A metà strada tra acustico ed elettrico, scarno e sofferente, pessimista e cupo, il nuovo lavoro di Ovans insegue gli episodi migliori della sua discografia, l'esordio di Industrial Days ed il terzo Tales from the underground e come questo è notturno e scheletrico, venato da un folk-rock urbano di sottile fede elettrica. Non sono solari e consolatorie le canzoni di Ovans, piuttosto inquietano per la voce acre e monocorde che le accompagna, una voce che ha la notte dentro di sé e racconta storie di ordinaria incomprensione sulle strade della provincia americana.
Da Nashville al Texas, il cammino di Tom Ovans non è costellato da stelle ma da perdenti e drop-outs che vivono in hotel da quattro soldi e sognano un amore che li possa scaldare almeno per un giorno. The beat trade è stato registrato ad Austin con la partecipazione del poli-chitarrista Robert McEntee, del bassista Randy McCullough, della omnipresente compagna di Ovans Lou Ann Bardash, del mandolinista Vince Farsetto, oltre a naturalmente all'autore che, come da copione dylaniano, canta, suona la chitarra acustica e l'armonica.
Da un simile ensemble scaturiscono dodici ballate che oscillano tra la veste acustica de! folk e la dimensione elettrica del rock e mettono in campo una caustica osservazione dell'America di provincia e non dimenticano il tempo e l'ambiente in cui sono nate, come suggeriscono i titoli dei suoi album Industrial Days, Unreal City, Tales From The Underground, Dead South e Nuclear Sky.

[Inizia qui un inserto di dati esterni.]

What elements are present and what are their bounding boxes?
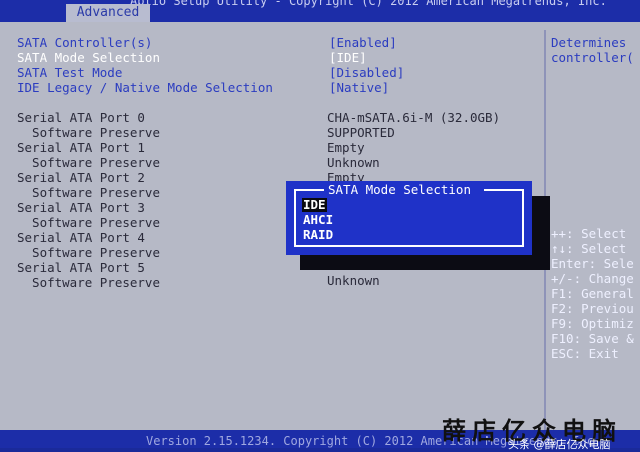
setting-ide-legacy-native[interactable]: IDE Legacy / Native Mode Selection <box>17 80 273 95</box>
port-5-preserve-label: Software Preserve <box>17 275 160 290</box>
setting-sata-mode-selection-value[interactable]: [IDE] <box>329 50 367 65</box>
key-enter-select: Enter: Sele <box>551 256 634 271</box>
setting-sata-mode-selection[interactable]: SATA Mode Selection <box>17 50 160 65</box>
top-bar: Aptio Setup Utility - Copyright (C) 2012… <box>0 0 640 22</box>
setting-sata-controllers[interactable]: SATA Controller(s) <box>17 35 152 50</box>
popup-title-rule-left <box>294 189 324 191</box>
popup-option-raid[interactable]: RAID <box>302 228 334 242</box>
key-optimized-defaults: F9: Optimiz <box>551 316 634 331</box>
key-escape-exit: ESC: Exit <box>551 346 619 361</box>
port-3-label: Serial ATA Port 3 <box>17 200 145 215</box>
help-line-2: controller( <box>551 50 634 65</box>
help-line-1: Determines <box>551 35 627 50</box>
port-5-preserve-value: Unknown <box>327 273 380 288</box>
key-previous-values: F2: Previou <box>551 301 634 316</box>
port-1-preserve-label: Software Preserve <box>17 155 160 170</box>
port-2-preserve-label: Software Preserve <box>17 185 160 200</box>
key-save-exit: F10: Save & <box>551 331 634 346</box>
key-change-opt: +/-: Change <box>551 271 634 286</box>
popup-option-ide[interactable]: IDE <box>302 198 327 212</box>
setting-sata-test-mode-value[interactable]: [Disabled] <box>329 65 404 80</box>
popup-title-rule-right <box>484 189 524 191</box>
popup-title: SATA Mode Selection <box>328 182 471 197</box>
port-5-label: Serial ATA Port 5 <box>17 260 145 275</box>
window-title: Aptio Setup Utility - Copyright (C) 2012… <box>130 0 607 8</box>
port-0-value: CHA-mSATA.6i-M (32.0GB) <box>327 110 501 125</box>
tab-advanced[interactable]: Advanced <box>66 4 150 22</box>
port-3-preserve-label: Software Preserve <box>17 215 160 230</box>
key-select-screen: ++: Select <box>551 226 627 241</box>
setting-sata-controllers-value[interactable]: [Enabled] <box>329 35 397 50</box>
port-4-label: Serial ATA Port 4 <box>17 230 145 245</box>
port-1-preserve-value: Unknown <box>327 155 380 170</box>
port-1-label: Serial ATA Port 1 <box>17 140 145 155</box>
port-0-label: Serial ATA Port 0 <box>17 110 145 125</box>
port-0-preserve-label: Software Preserve <box>17 125 160 140</box>
setting-ide-legacy-native-value[interactable]: [Native] <box>329 80 389 95</box>
port-1-value: Empty <box>327 140 365 155</box>
watermark-subtext: 头条 @薛店亿众电脑 <box>508 438 611 451</box>
sata-mode-popup[interactable]: SATA Mode Selection IDE AHCI RAID <box>286 181 532 255</box>
key-select-item: ↑↓: Select <box>551 241 627 256</box>
port-0-preserve-value: SUPPORTED <box>327 125 395 140</box>
port-4-preserve-label: Software Preserve <box>17 245 160 260</box>
key-general-help: F1: General <box>551 286 634 301</box>
port-2-label: Serial ATA Port 2 <box>17 170 145 185</box>
popup-option-ahci[interactable]: AHCI <box>302 213 334 227</box>
setting-sata-test-mode[interactable]: SATA Test Mode <box>17 65 122 80</box>
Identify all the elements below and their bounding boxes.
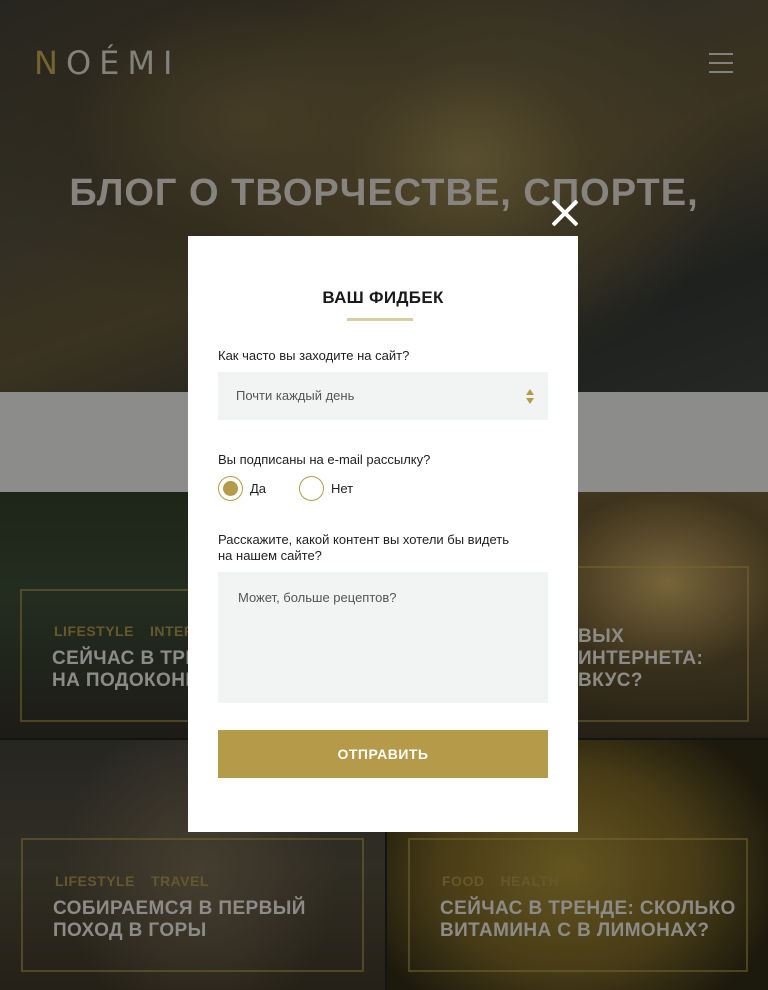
feedback-modal: ВАШ ФИДБЕК Как часто вы заходите на сайт… [188,236,578,832]
label-line: Расскажите, какой контент вы хотели бы в… [218,532,509,547]
select-value: Почти каждый день [236,388,355,403]
title-underline [347,318,413,321]
radio-yes-label: Да [250,481,267,496]
newsletter-label: Вы подписаны на e-mail рассылку? [218,452,431,467]
radio-no-label: Нет [331,481,354,496]
radio-no[interactable]: Нет [299,476,353,501]
radio-unchecked-icon[interactable] [299,476,324,501]
content-wish-label: Расскажите, какой контент вы хотели бы в… [218,532,509,564]
select-arrows-icon [526,389,534,405]
label-line: на нашем сайте? [218,548,322,563]
visit-frequency-select[interactable]: Почти каждый день [218,372,548,420]
radio-checked-icon[interactable] [218,476,243,501]
content-wish-textarea[interactable] [218,572,548,703]
submit-button[interactable]: ОТПРАВИТЬ [218,730,548,778]
close-icon[interactable] [549,196,581,228]
radio-yes[interactable]: Да [218,476,266,501]
modal-title: ВАШ ФИДБЕК [322,288,444,307]
visit-frequency-label: Как часто вы заходите на сайт? [218,348,410,363]
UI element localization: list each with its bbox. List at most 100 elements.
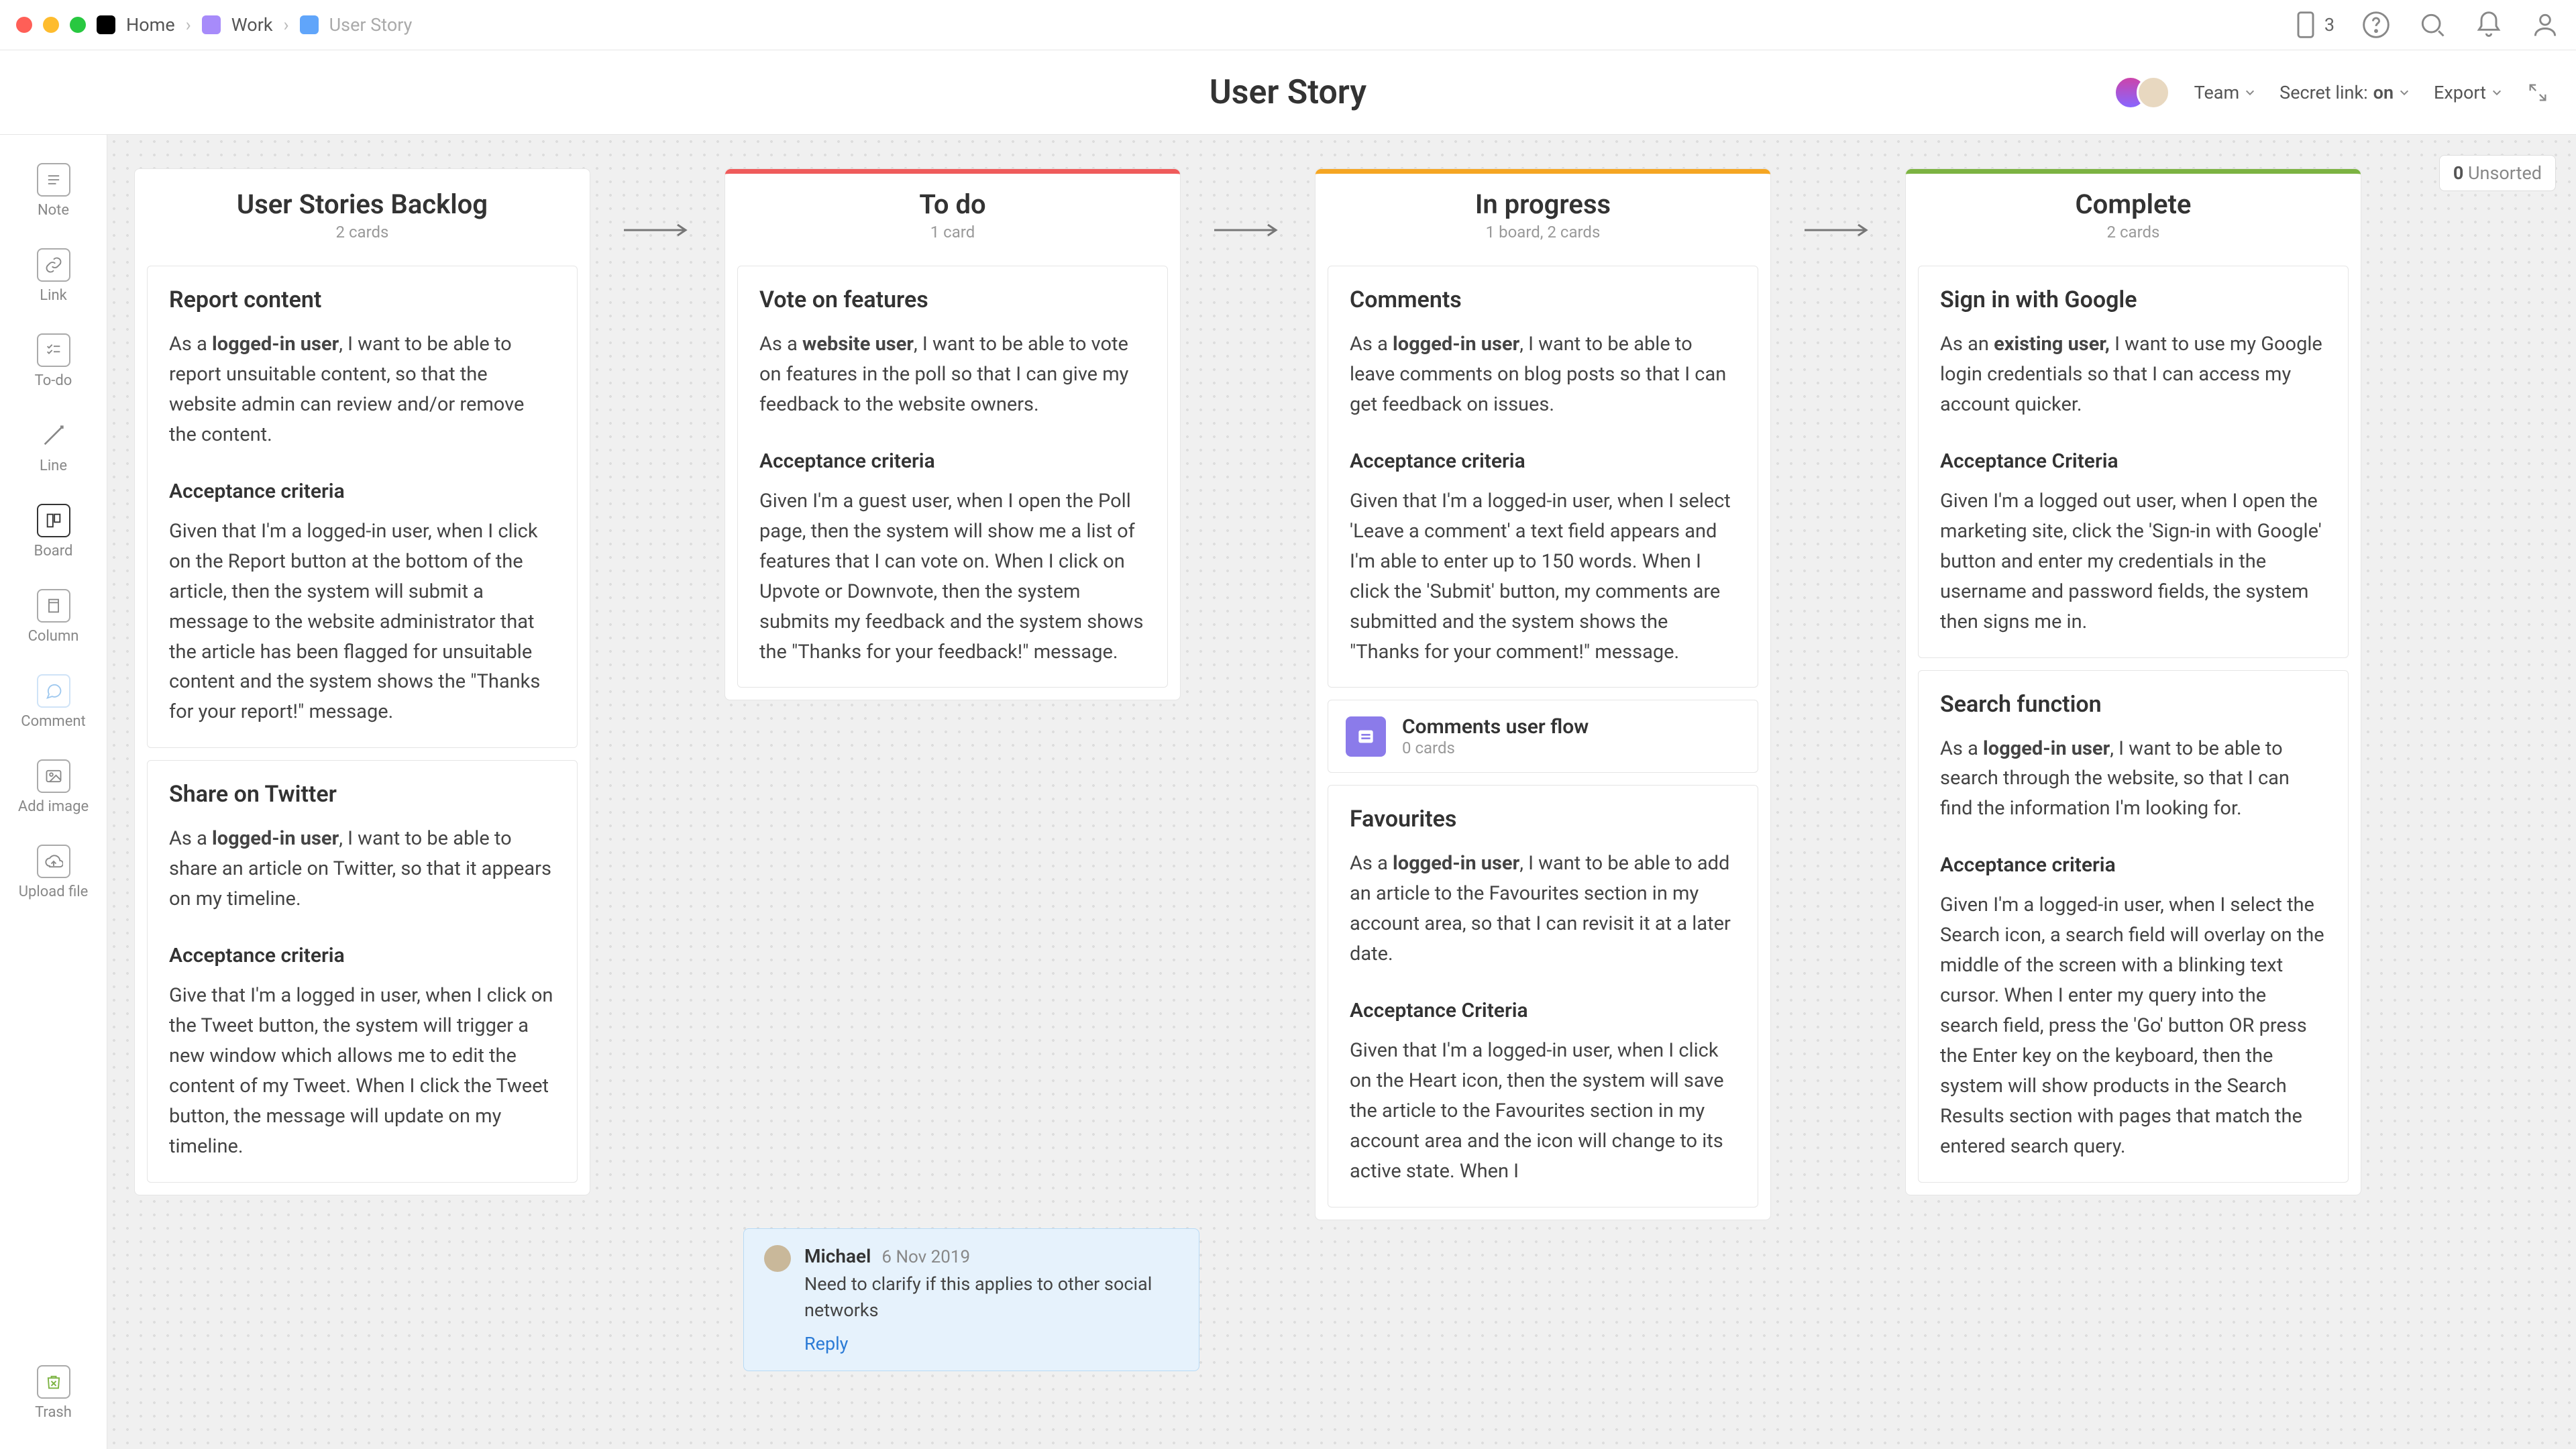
traffic-lights [16,17,86,33]
acceptance-text: Given I'm a logged out user, when I open… [1940,486,2326,637]
tool-board[interactable]: Board [0,496,107,568]
tool-label: Column [28,628,79,645]
tool-label: Upload file [19,883,89,900]
story-card[interactable]: CommentsAs a logged-in user, I want to b… [1328,266,1758,688]
crumb-current: User Story [329,14,413,36]
column-card-count: 1 card [725,223,1180,254]
tool-todo[interactable]: To-do [0,325,107,397]
search-icon[interactable] [2418,10,2447,40]
story-card[interactable]: Vote on featuresAs a website user, I wan… [737,266,1168,688]
devices-button[interactable]: 3 [2291,10,2334,40]
bell-icon[interactable] [2474,10,2504,40]
todo-icon [37,333,70,367]
tool-column[interactable]: Column [0,581,107,653]
secret-link-value: on [2373,82,2394,103]
story-card[interactable]: Share on Twitter As a logged-in user, I w… [147,760,578,1182]
unsorted-badge[interactable]: 0 Unsorted [2439,155,2556,191]
board-canvas[interactable]: 0 Unsorted User Stories Backlog2 cardsRe… [107,135,2576,1449]
nested-title: Comments user flow [1402,715,1589,739]
comment-text: Need to clarify if this applies to other… [804,1271,1179,1324]
minimize-window-icon[interactable] [43,17,59,33]
avatar [2137,76,2170,109]
help-icon[interactable] [2361,10,2391,40]
board-icon[interactable] [300,15,319,34]
column-title[interactable]: In progress [1316,174,1770,223]
team-dropdown[interactable]: Team [2194,82,2256,103]
comment-author: Michael [804,1245,871,1267]
board-column[interactable]: In progress1 board, 2 cardsCommentsAs a … [1315,168,1771,1220]
note-icon [37,163,70,197]
card-body: As an existing user, I want to use my Go… [1940,329,2326,420]
acceptance-heading: Acceptance criteria [169,480,555,503]
story-card[interactable]: Sign in with GoogleAs an existing user, … [1918,266,2349,658]
folder-icon[interactable] [202,15,221,34]
tool-trash[interactable]: Trash [0,1357,107,1429]
maximize-window-icon[interactable] [70,17,86,33]
page-header: User Story Team Secret link: on Export [0,50,2576,135]
tool-line[interactable]: Line [0,411,107,482]
crumb-work[interactable]: Work [231,14,273,36]
close-window-icon[interactable] [16,17,32,33]
card-title: Share on Twitter [169,781,555,808]
chevron-down-icon [2245,87,2255,98]
acceptance-heading: Acceptance criteria [1350,449,1736,473]
nested-sub: 0 cards [1402,739,1589,757]
toolbar-sidebar: Note Link To-do Line Board Column Commen… [0,135,107,1449]
tool-upload[interactable]: Upload file [0,837,107,908]
card-body: As a logged-in user, I want to be able t… [169,824,555,914]
card-title: Comments [1350,286,1736,313]
acceptance-heading: Acceptance criteria [169,944,555,967]
avatar [764,1245,791,1272]
acceptance-heading: Acceptance criteria [759,449,1146,473]
arrow-icon [1805,219,1872,241]
acceptance-text: Given that I'm a logged-in user, when I … [1350,486,1736,667]
card-body: As a logged-in user, I want to be able t… [1350,849,1736,969]
tool-add-image[interactable]: Add image [0,751,107,823]
arrow-icon [624,219,691,241]
card-title: Report content [169,286,555,313]
arrow-icon [1214,219,1281,241]
reply-button[interactable]: Reply [804,1333,848,1354]
tool-label: Note [38,202,69,219]
column-title[interactable]: Complete [1906,174,2361,223]
column-card-count: 2 cards [135,223,590,254]
column-icon [37,589,70,623]
acceptance-heading: Acceptance criteria [1940,853,2326,877]
breadcrumb: Home › Work › User Story [97,14,412,36]
acceptance-heading: Acceptance Criteria [1940,449,2326,473]
tool-comment[interactable]: Comment [0,666,107,738]
column-card-count: 2 cards [1906,223,2361,254]
trash-icon [37,1365,70,1399]
story-card[interactable]: Report contentAs a logged-in user, I wan… [147,266,578,748]
story-card[interactable]: Search functionAs a logged-in user, I wa… [1918,670,2349,1183]
board-icon [1346,716,1386,757]
user-icon[interactable] [2530,10,2560,40]
tool-link[interactable]: Link [0,240,107,312]
export-dropdown[interactable]: Export [2434,82,2502,103]
tool-label: Add image [18,798,89,815]
chevron-right-icon: › [186,14,191,36]
acceptance-text: Given that I'm a logged-in user, when I … [1350,1036,1736,1187]
column-title[interactable]: To do [725,174,1180,223]
secret-link-dropdown[interactable]: Secret link: on [2279,82,2410,103]
tool-label: Line [40,458,67,474]
board-column[interactable]: User Stories Backlog2 cards Report conten… [134,168,590,1195]
board-column[interactable]: To do1 card Vote on featuresAs a website … [724,168,1181,700]
tool-note[interactable]: Note [0,155,107,227]
nested-board-card[interactable]: Comments user flow0 cards [1328,700,1758,773]
tool-label: Link [40,287,67,304]
unsorted-label: Unsorted [2468,162,2542,184]
home-icon[interactable] [97,15,115,34]
board-column[interactable]: Complete2 cards Sign in with GoogleAs an … [1905,168,2361,1195]
crumb-home[interactable]: Home [126,14,175,36]
column-title[interactable]: User Stories Backlog [135,174,590,223]
collaborator-avatars[interactable] [2114,76,2170,109]
export-label: Export [2434,82,2486,103]
expand-icon[interactable] [2526,81,2549,104]
comment-bubble[interactable]: Michael6 Nov 2019Need to clarify if this… [743,1228,1199,1371]
device-icon [2291,10,2320,40]
acceptance-text: Given that I'm a logged-in user, when I … [169,517,555,728]
device-count: 3 [2324,14,2334,36]
tool-label: Comment [21,713,85,730]
story-card[interactable]: FavouritesAs a logged-in user, I want to… [1328,785,1758,1207]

Sembra che Tom Ovans appartenga ad un nuovo tipo di folk di protesta, ancora spartano nei modi sebbene non vincolato al purismo acustico di un James Eklund. In Hey Woody Guthrie Ovans se la prende contro il nuovo ordine americano e lo fa con gli stilemi delle folk-songs anni '60, in The Monkeys Have Landed l'armonica ed il ritmo scalpitante fanno venire in mente lo spirito "polemico" e protestatario del primo Bennato, Bozo World tra rumori sinistri e oscurità latente sa di folk industriale di fine millennio.
Altri titoli da ricordare sono Where the moon shines bright una ballata rifinita con un buon gioco di chitarre che dilatano il paesaggio alla maniera di certe cose psichedeliche, Salvation altro brano desolato e desertico e la tenue Just to be with you con quelle sfumature border. Il limite di Ovans è la voce monocorde e la troppa somiglianzà delle canzoni, oltre al freddo che queste mettono addosso. Ma tra l'high-tech delle metropoli del Nord e i chiassosi roadhouse del Sud, ci sono strade in America che portano ancora al nulla.